Growth and yield responses of sunflower to drainage in waterlogged saline soil are caused by changes in plant-water relations and ion concentrations in leaves

Abstract

Abstract Purpose While well-designed drainage systems could improve crop growth and yield by mitigating waterlogging and salinity stresses, field evidence of the yield responses to changes in plant-water relations and ion concentrations in leaves is scarce. We investigated the changes in ion concentrations in leaves and plant-water relations of sunflower caused by drainage in waterlogged saline soil, and their relationships to growth and yield.
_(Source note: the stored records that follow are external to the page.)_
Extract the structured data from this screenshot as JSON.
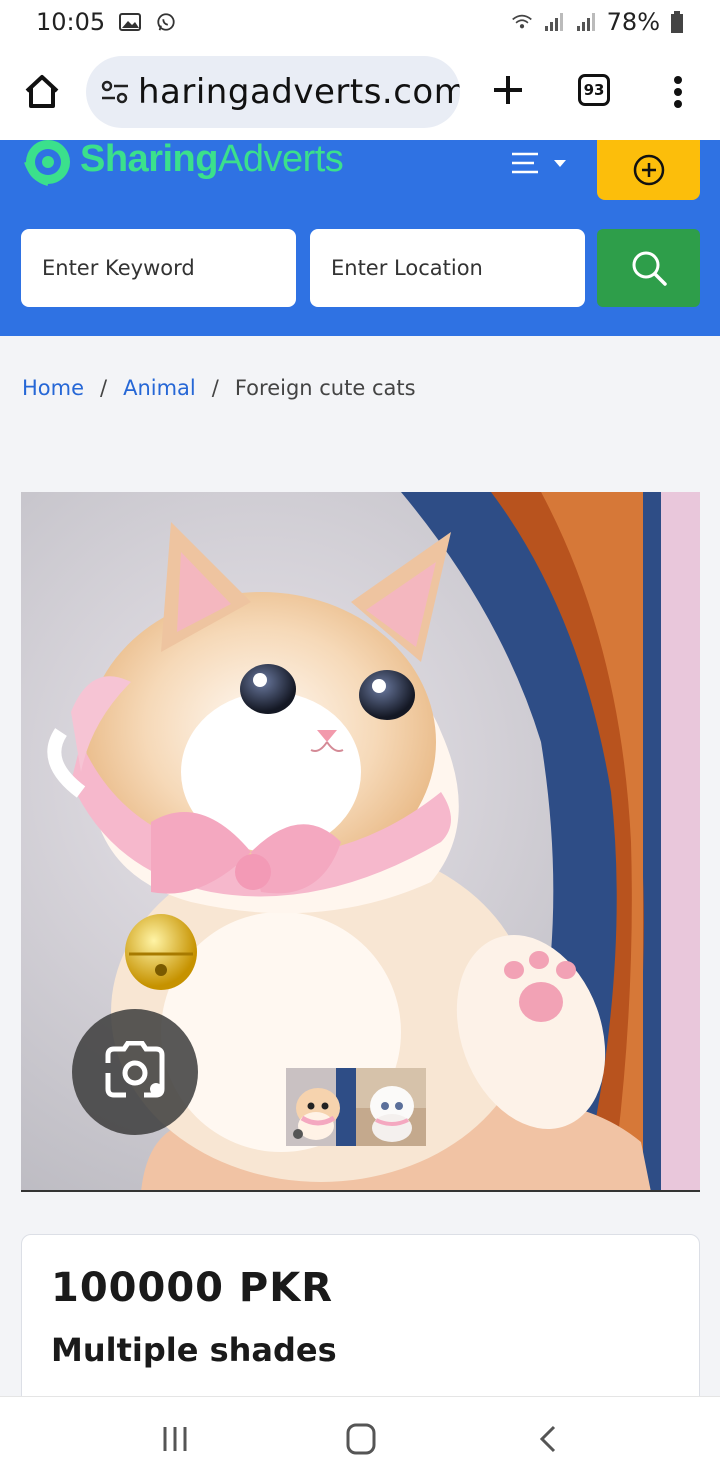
{
  "status_bar": {
    "time": "10:05",
    "battery": "78%",
    "icons": [
      "gallery-icon",
      "whatsapp-icon",
      "wifi-icon",
      "signal-icon",
      "signal-icon",
      "battery-icon"
    ]
  },
  "browser": {
    "url": "haringadverts.com",
    "tab_count": "93",
    "icons": [
      "home-icon",
      "site-settings-icon",
      "new-tab-icon",
      "menu-icon"
    ]
  },
  "site": {
    "logo_part1": "Sharing",
    "logo_part2": "Adverts",
    "keyword_placeholder": "Enter Keyword",
    "location_placeholder": "Enter Location",
    "colors": {
      "header": "#2f72e3",
      "add": "#fcbe0b",
      "search": "#2e9e4a",
      "logo": "#3be08c"
    }
  },
  "breadcrumb": {
    "items": [
      "Home",
      "Animal"
    ],
    "current": "Foreign cute cats"
  },
  "listing": {
    "price": "100000 PKR",
    "subtitle": "Multiple shades"
  },
  "navbar": {
    "icons": [
      "recent-apps-icon",
      "home-nav-icon",
      "back-icon"
    ]
  }
}
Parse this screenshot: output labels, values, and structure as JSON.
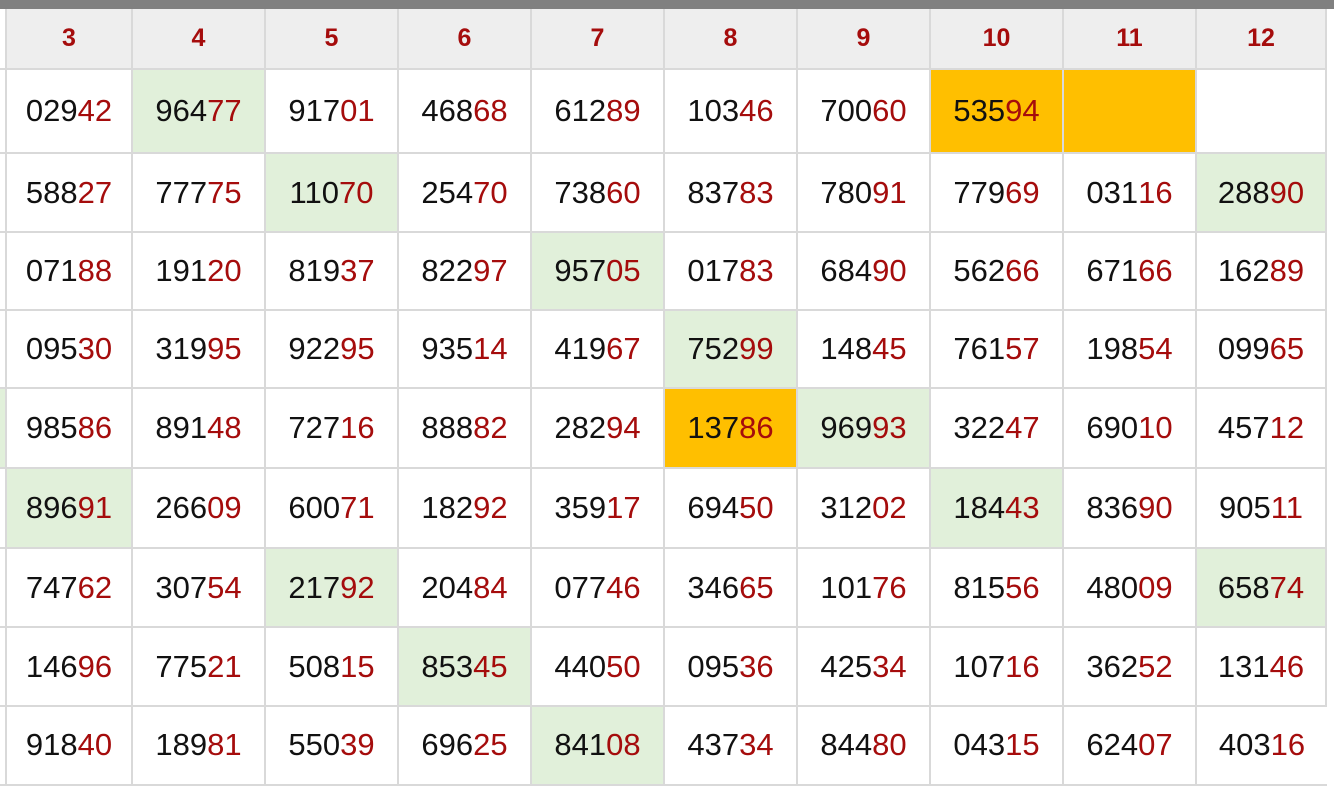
{
  "colors": {
    "header_bg": "#eeeeee",
    "header_text": "#a50c0c",
    "green_highlight": "#e1f0da",
    "orange_highlight": "#ffbf00",
    "tail_digit": "#a50c0c",
    "grid_line": "#d9d9d9"
  },
  "columns": [
    "3",
    "4",
    "5",
    "6",
    "7",
    "8",
    "9",
    "10",
    "11",
    "12"
  ],
  "rows": [
    [
      {
        "h": "029",
        "t": "42"
      },
      {
        "h": "964",
        "t": "77",
        "hl": "green"
      },
      {
        "h": "917",
        "t": "01"
      },
      {
        "h": "468",
        "t": "68"
      },
      {
        "h": "612",
        "t": "89"
      },
      {
        "h": "103",
        "t": "46"
      },
      {
        "h": "700",
        "t": "60"
      },
      {
        "h": "535",
        "t": "94",
        "hl": "orange"
      },
      {
        "h": "",
        "t": "",
        "hl": "orange"
      },
      {
        "h": "",
        "t": ""
      }
    ],
    [
      {
        "h": "588",
        "t": "27"
      },
      {
        "h": "777",
        "t": "75"
      },
      {
        "h": "110",
        "t": "70",
        "hl": "green"
      },
      {
        "h": "254",
        "t": "70"
      },
      {
        "h": "738",
        "t": "60"
      },
      {
        "h": "837",
        "t": "83"
      },
      {
        "h": "780",
        "t": "91"
      },
      {
        "h": "779",
        "t": "69"
      },
      {
        "h": "031",
        "t": "16"
      },
      {
        "h": "288",
        "t": "90",
        "hl": "green"
      }
    ],
    [
      {
        "h": "071",
        "t": "88"
      },
      {
        "h": "191",
        "t": "20"
      },
      {
        "h": "819",
        "t": "37"
      },
      {
        "h": "822",
        "t": "97"
      },
      {
        "h": "957",
        "t": "05",
        "hl": "green"
      },
      {
        "h": "017",
        "t": "83"
      },
      {
        "h": "684",
        "t": "90"
      },
      {
        "h": "562",
        "t": "66"
      },
      {
        "h": "671",
        "t": "66"
      },
      {
        "h": "162",
        "t": "89"
      }
    ],
    [
      {
        "h": "095",
        "t": "30"
      },
      {
        "h": "319",
        "t": "95"
      },
      {
        "h": "922",
        "t": "95"
      },
      {
        "h": "935",
        "t": "14"
      },
      {
        "h": "419",
        "t": "67"
      },
      {
        "h": "752",
        "t": "99",
        "hl": "green"
      },
      {
        "h": "148",
        "t": "45"
      },
      {
        "h": "761",
        "t": "57"
      },
      {
        "h": "198",
        "t": "54"
      },
      {
        "h": "099",
        "t": "65"
      }
    ],
    [
      {
        "h": "985",
        "t": "86"
      },
      {
        "h": "891",
        "t": "48"
      },
      {
        "h": "727",
        "t": "16"
      },
      {
        "h": "888",
        "t": "82"
      },
      {
        "h": "282",
        "t": "94"
      },
      {
        "h": "137",
        "t": "86",
        "hl": "orange"
      },
      {
        "h": "969",
        "t": "93",
        "hl": "green"
      },
      {
        "h": "322",
        "t": "47"
      },
      {
        "h": "690",
        "t": "10"
      },
      {
        "h": "457",
        "t": "12"
      }
    ],
    [
      {
        "h": "896",
        "t": "91",
        "hl": "green"
      },
      {
        "h": "266",
        "t": "09"
      },
      {
        "h": "600",
        "t": "71"
      },
      {
        "h": "182",
        "t": "92"
      },
      {
        "h": "359",
        "t": "17"
      },
      {
        "h": "694",
        "t": "50"
      },
      {
        "h": "312",
        "t": "02"
      },
      {
        "h": "184",
        "t": "43",
        "hl": "green"
      },
      {
        "h": "836",
        "t": "90"
      },
      {
        "h": "905",
        "t": "11"
      }
    ],
    [
      {
        "h": "747",
        "t": "62"
      },
      {
        "h": "307",
        "t": "54"
      },
      {
        "h": "217",
        "t": "92",
        "hl": "green"
      },
      {
        "h": "204",
        "t": "84"
      },
      {
        "h": "077",
        "t": "46"
      },
      {
        "h": "346",
        "t": "65"
      },
      {
        "h": "101",
        "t": "76"
      },
      {
        "h": "815",
        "t": "56"
      },
      {
        "h": "480",
        "t": "09"
      },
      {
        "h": "658",
        "t": "74",
        "hl": "green"
      }
    ],
    [
      {
        "h": "146",
        "t": "96"
      },
      {
        "h": "775",
        "t": "21"
      },
      {
        "h": "508",
        "t": "15"
      },
      {
        "h": "853",
        "t": "45",
        "hl": "green"
      },
      {
        "h": "440",
        "t": "50"
      },
      {
        "h": "095",
        "t": "36"
      },
      {
        "h": "425",
        "t": "34"
      },
      {
        "h": "107",
        "t": "16"
      },
      {
        "h": "362",
        "t": "52"
      },
      {
        "h": "131",
        "t": "46"
      }
    ],
    [
      {
        "h": "918",
        "t": "40"
      },
      {
        "h": "189",
        "t": "81"
      },
      {
        "h": "550",
        "t": "39"
      },
      {
        "h": "696",
        "t": "25"
      },
      {
        "h": "841",
        "t": "08",
        "hl": "green"
      },
      {
        "h": "437",
        "t": "34"
      },
      {
        "h": "844",
        "t": "80"
      },
      {
        "h": "043",
        "t": "15"
      },
      {
        "h": "624",
        "t": "07"
      },
      {
        "h": "403",
        "t": "16"
      }
    ]
  ],
  "left_edge_green_rows": [
    4
  ]
}
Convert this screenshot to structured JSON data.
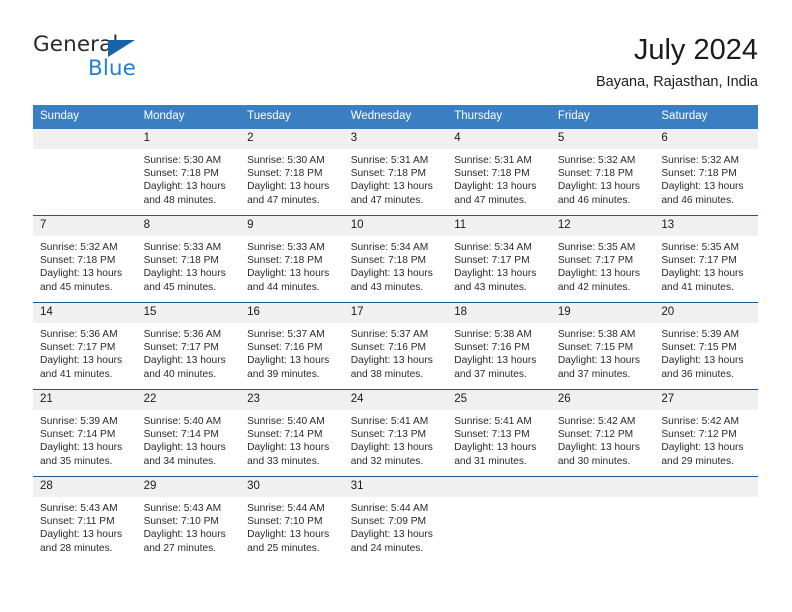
{
  "brand": {
    "name_part1": "General",
    "name_part2": "Blue",
    "triangle_icon": "triangle-icon",
    "accent_color": "#2281d2",
    "triangle_color": "#1464aa"
  },
  "header": {
    "title": "July 2024",
    "subtitle": "Bayana, Rajasthan, India"
  },
  "calendar": {
    "header_bg": "#3a7fc1",
    "row_divider_color": "#185a96",
    "daynum_bg": "#f0f0f0",
    "weekdays": [
      "Sunday",
      "Monday",
      "Tuesday",
      "Wednesday",
      "Thursday",
      "Friday",
      "Saturday"
    ],
    "weeks": [
      [
        {
          "day": "",
          "sunrise": "",
          "sunset": "",
          "daylight": ""
        },
        {
          "day": "1",
          "sunrise": "Sunrise: 5:30 AM",
          "sunset": "Sunset: 7:18 PM",
          "daylight": "Daylight: 13 hours and 48 minutes."
        },
        {
          "day": "2",
          "sunrise": "Sunrise: 5:30 AM",
          "sunset": "Sunset: 7:18 PM",
          "daylight": "Daylight: 13 hours and 47 minutes."
        },
        {
          "day": "3",
          "sunrise": "Sunrise: 5:31 AM",
          "sunset": "Sunset: 7:18 PM",
          "daylight": "Daylight: 13 hours and 47 minutes."
        },
        {
          "day": "4",
          "sunrise": "Sunrise: 5:31 AM",
          "sunset": "Sunset: 7:18 PM",
          "daylight": "Daylight: 13 hours and 47 minutes."
        },
        {
          "day": "5",
          "sunrise": "Sunrise: 5:32 AM",
          "sunset": "Sunset: 7:18 PM",
          "daylight": "Daylight: 13 hours and 46 minutes."
        },
        {
          "day": "6",
          "sunrise": "Sunrise: 5:32 AM",
          "sunset": "Sunset: 7:18 PM",
          "daylight": "Daylight: 13 hours and 46 minutes."
        }
      ],
      [
        {
          "day": "7",
          "sunrise": "Sunrise: 5:32 AM",
          "sunset": "Sunset: 7:18 PM",
          "daylight": "Daylight: 13 hours and 45 minutes."
        },
        {
          "day": "8",
          "sunrise": "Sunrise: 5:33 AM",
          "sunset": "Sunset: 7:18 PM",
          "daylight": "Daylight: 13 hours and 45 minutes."
        },
        {
          "day": "9",
          "sunrise": "Sunrise: 5:33 AM",
          "sunset": "Sunset: 7:18 PM",
          "daylight": "Daylight: 13 hours and 44 minutes."
        },
        {
          "day": "10",
          "sunrise": "Sunrise: 5:34 AM",
          "sunset": "Sunset: 7:18 PM",
          "daylight": "Daylight: 13 hours and 43 minutes."
        },
        {
          "day": "11",
          "sunrise": "Sunrise: 5:34 AM",
          "sunset": "Sunset: 7:17 PM",
          "daylight": "Daylight: 13 hours and 43 minutes."
        },
        {
          "day": "12",
          "sunrise": "Sunrise: 5:35 AM",
          "sunset": "Sunset: 7:17 PM",
          "daylight": "Daylight: 13 hours and 42 minutes."
        },
        {
          "day": "13",
          "sunrise": "Sunrise: 5:35 AM",
          "sunset": "Sunset: 7:17 PM",
          "daylight": "Daylight: 13 hours and 41 minutes."
        }
      ],
      [
        {
          "day": "14",
          "sunrise": "Sunrise: 5:36 AM",
          "sunset": "Sunset: 7:17 PM",
          "daylight": "Daylight: 13 hours and 41 minutes."
        },
        {
          "day": "15",
          "sunrise": "Sunrise: 5:36 AM",
          "sunset": "Sunset: 7:17 PM",
          "daylight": "Daylight: 13 hours and 40 minutes."
        },
        {
          "day": "16",
          "sunrise": "Sunrise: 5:37 AM",
          "sunset": "Sunset: 7:16 PM",
          "daylight": "Daylight: 13 hours and 39 minutes."
        },
        {
          "day": "17",
          "sunrise": "Sunrise: 5:37 AM",
          "sunset": "Sunset: 7:16 PM",
          "daylight": "Daylight: 13 hours and 38 minutes."
        },
        {
          "day": "18",
          "sunrise": "Sunrise: 5:38 AM",
          "sunset": "Sunset: 7:16 PM",
          "daylight": "Daylight: 13 hours and 37 minutes."
        },
        {
          "day": "19",
          "sunrise": "Sunrise: 5:38 AM",
          "sunset": "Sunset: 7:15 PM",
          "daylight": "Daylight: 13 hours and 37 minutes."
        },
        {
          "day": "20",
          "sunrise": "Sunrise: 5:39 AM",
          "sunset": "Sunset: 7:15 PM",
          "daylight": "Daylight: 13 hours and 36 minutes."
        }
      ],
      [
        {
          "day": "21",
          "sunrise": "Sunrise: 5:39 AM",
          "sunset": "Sunset: 7:14 PM",
          "daylight": "Daylight: 13 hours and 35 minutes."
        },
        {
          "day": "22",
          "sunrise": "Sunrise: 5:40 AM",
          "sunset": "Sunset: 7:14 PM",
          "daylight": "Daylight: 13 hours and 34 minutes."
        },
        {
          "day": "23",
          "sunrise": "Sunrise: 5:40 AM",
          "sunset": "Sunset: 7:14 PM",
          "daylight": "Daylight: 13 hours and 33 minutes."
        },
        {
          "day": "24",
          "sunrise": "Sunrise: 5:41 AM",
          "sunset": "Sunset: 7:13 PM",
          "daylight": "Daylight: 13 hours and 32 minutes."
        },
        {
          "day": "25",
          "sunrise": "Sunrise: 5:41 AM",
          "sunset": "Sunset: 7:13 PM",
          "daylight": "Daylight: 13 hours and 31 minutes."
        },
        {
          "day": "26",
          "sunrise": "Sunrise: 5:42 AM",
          "sunset": "Sunset: 7:12 PM",
          "daylight": "Daylight: 13 hours and 30 minutes."
        },
        {
          "day": "27",
          "sunrise": "Sunrise: 5:42 AM",
          "sunset": "Sunset: 7:12 PM",
          "daylight": "Daylight: 13 hours and 29 minutes."
        }
      ],
      [
        {
          "day": "28",
          "sunrise": "Sunrise: 5:43 AM",
          "sunset": "Sunset: 7:11 PM",
          "daylight": "Daylight: 13 hours and 28 minutes."
        },
        {
          "day": "29",
          "sunrise": "Sunrise: 5:43 AM",
          "sunset": "Sunset: 7:10 PM",
          "daylight": "Daylight: 13 hours and 27 minutes."
        },
        {
          "day": "30",
          "sunrise": "Sunrise: 5:44 AM",
          "sunset": "Sunset: 7:10 PM",
          "daylight": "Daylight: 13 hours and 25 minutes."
        },
        {
          "day": "31",
          "sunrise": "Sunrise: 5:44 AM",
          "sunset": "Sunset: 7:09 PM",
          "daylight": "Daylight: 13 hours and 24 minutes."
        },
        {
          "day": "",
          "sunrise": "",
          "sunset": "",
          "daylight": ""
        },
        {
          "day": "",
          "sunrise": "",
          "sunset": "",
          "daylight": ""
        },
        {
          "day": "",
          "sunrise": "",
          "sunset": "",
          "daylight": ""
        }
      ]
    ]
  }
}
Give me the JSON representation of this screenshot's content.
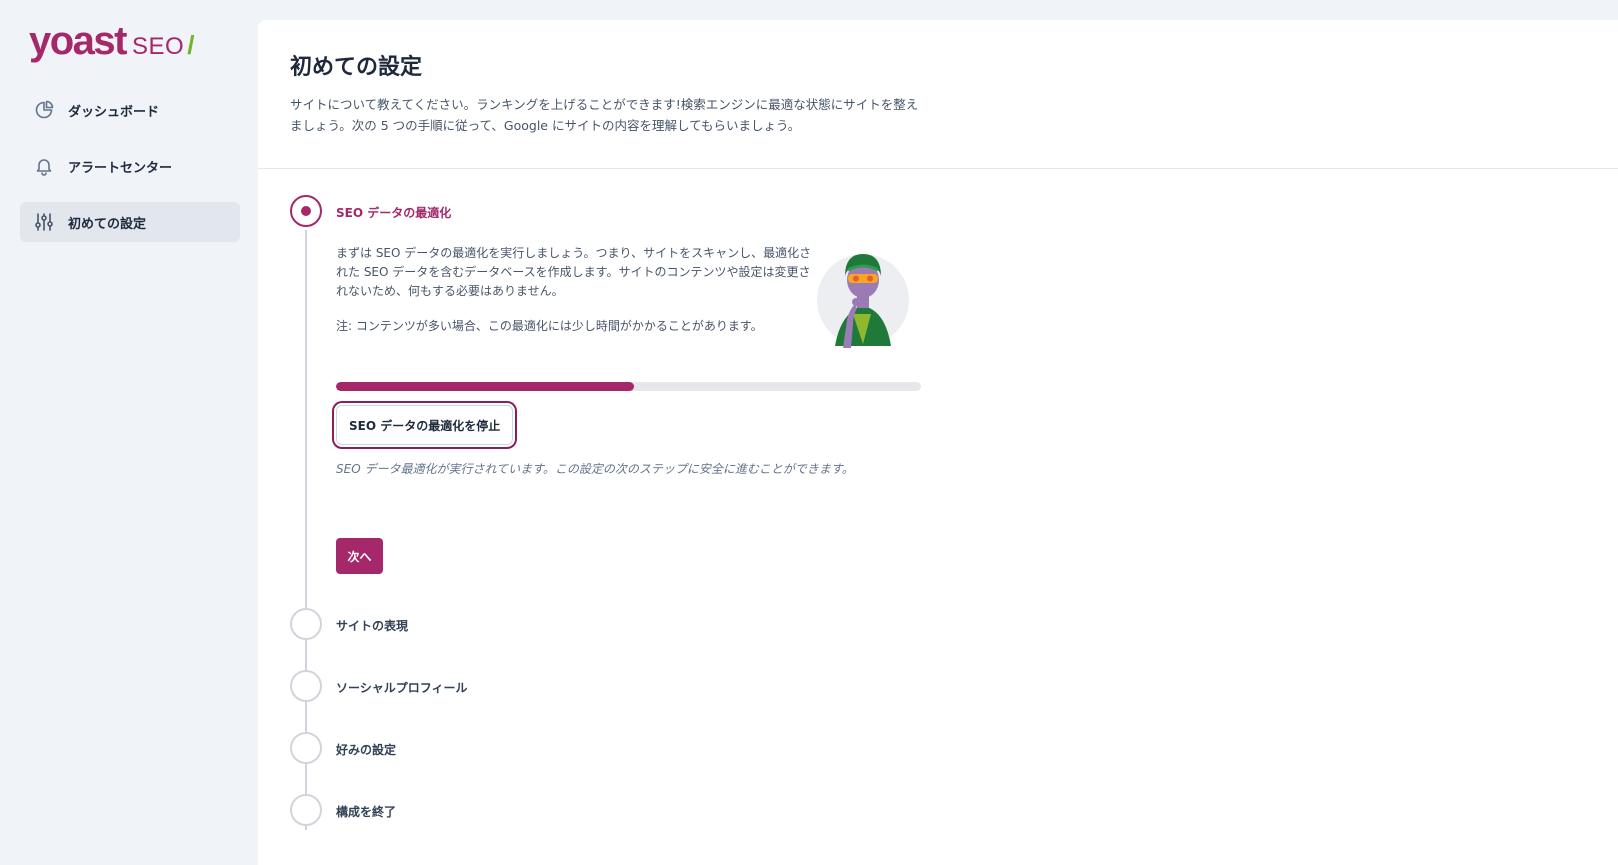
{
  "logo": {
    "brand": "yoast",
    "product": "SEO",
    "slash": "/"
  },
  "sidebar": {
    "items": [
      {
        "label": "ダッシュボード",
        "icon": "pie-chart-icon",
        "active": false
      },
      {
        "label": "アラートセンター",
        "icon": "bell-icon",
        "active": false
      },
      {
        "label": "初めての設定",
        "icon": "sliders-icon",
        "active": true
      }
    ]
  },
  "header": {
    "title": "初めての設定",
    "description": "サイトについて教えてください。ランキングを上げることができます!検索エンジンに最適な状態にサイトを整えましょう。次の 5 つの手順に従って、Google にサイトの内容を理解してもらいましょう。"
  },
  "steps": [
    {
      "label": "SEO データの最適化",
      "active": true
    },
    {
      "label": "サイトの表現",
      "active": false
    },
    {
      "label": "ソーシャルプロフィール",
      "active": false
    },
    {
      "label": "好みの設定",
      "active": false
    },
    {
      "label": "構成を終了",
      "active": false
    }
  ],
  "optimization": {
    "text": "まずは SEO データの最適化を実行しましょう。つまり、サイトをスキャンし、最適化された SEO データを含むデータベースを作成します。サイトのコンテンツや設定は変更されないため、何もする必要はありません。",
    "note": "注: コンテンツが多い場合、この最適化には少し時間がかかることがあります。",
    "progress_fraction": 0.51,
    "stop_button_label": "SEO データの最適化を停止",
    "status_text": "SEO データ最適化が実行されています。この設定の次のステップに安全に進むことができます。",
    "next_button_label": "次へ"
  },
  "colors": {
    "brand": "#a4286a",
    "accent_green": "#77b227",
    "background": "#f0f3f7",
    "active_nav": "#e2e6ed"
  }
}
Methods Over two growing seasons, we tested four drainage treatments: undrained, surface drains (SD; 0.1 m deep, 1.8 m apart), subsoil drains (SSD; 0.5 m deep, 4.5 m apart) and SSD + SD. All plots were inundated (2–3 cm depth; water salinity, ECw, 1.5–2.5 dS m–1) for 24 h at vegetative emergence and at the 8-leaf stage before opening drains. Results Relative to the most drained treatment (SSD + SD), the undrained treatment caused higher waterlogging at 0–30 cm depth, and decreased solute potential (Ψs) of soil at 7.5 cm to 52–374 kPa, leaf K+ by 5–20%, stomatal conductance by 5–37% and leaf greenness by 12–25%, but increased leaf Na+ by 25–70%, Na+/K+ ratio by 38–100% and leaf water potential by 90–250 kPa throughout the cropping season; these changes were closely related to reduced growth and yield. Conclusions The improved yield from the combination of shallow surface and sub-surface drains was attributed to an alleviation of salinity-waterlogging stress early in the season and to increased soil water late in the season that increased Ψs and decreased Na+/K+ ratio in leaves.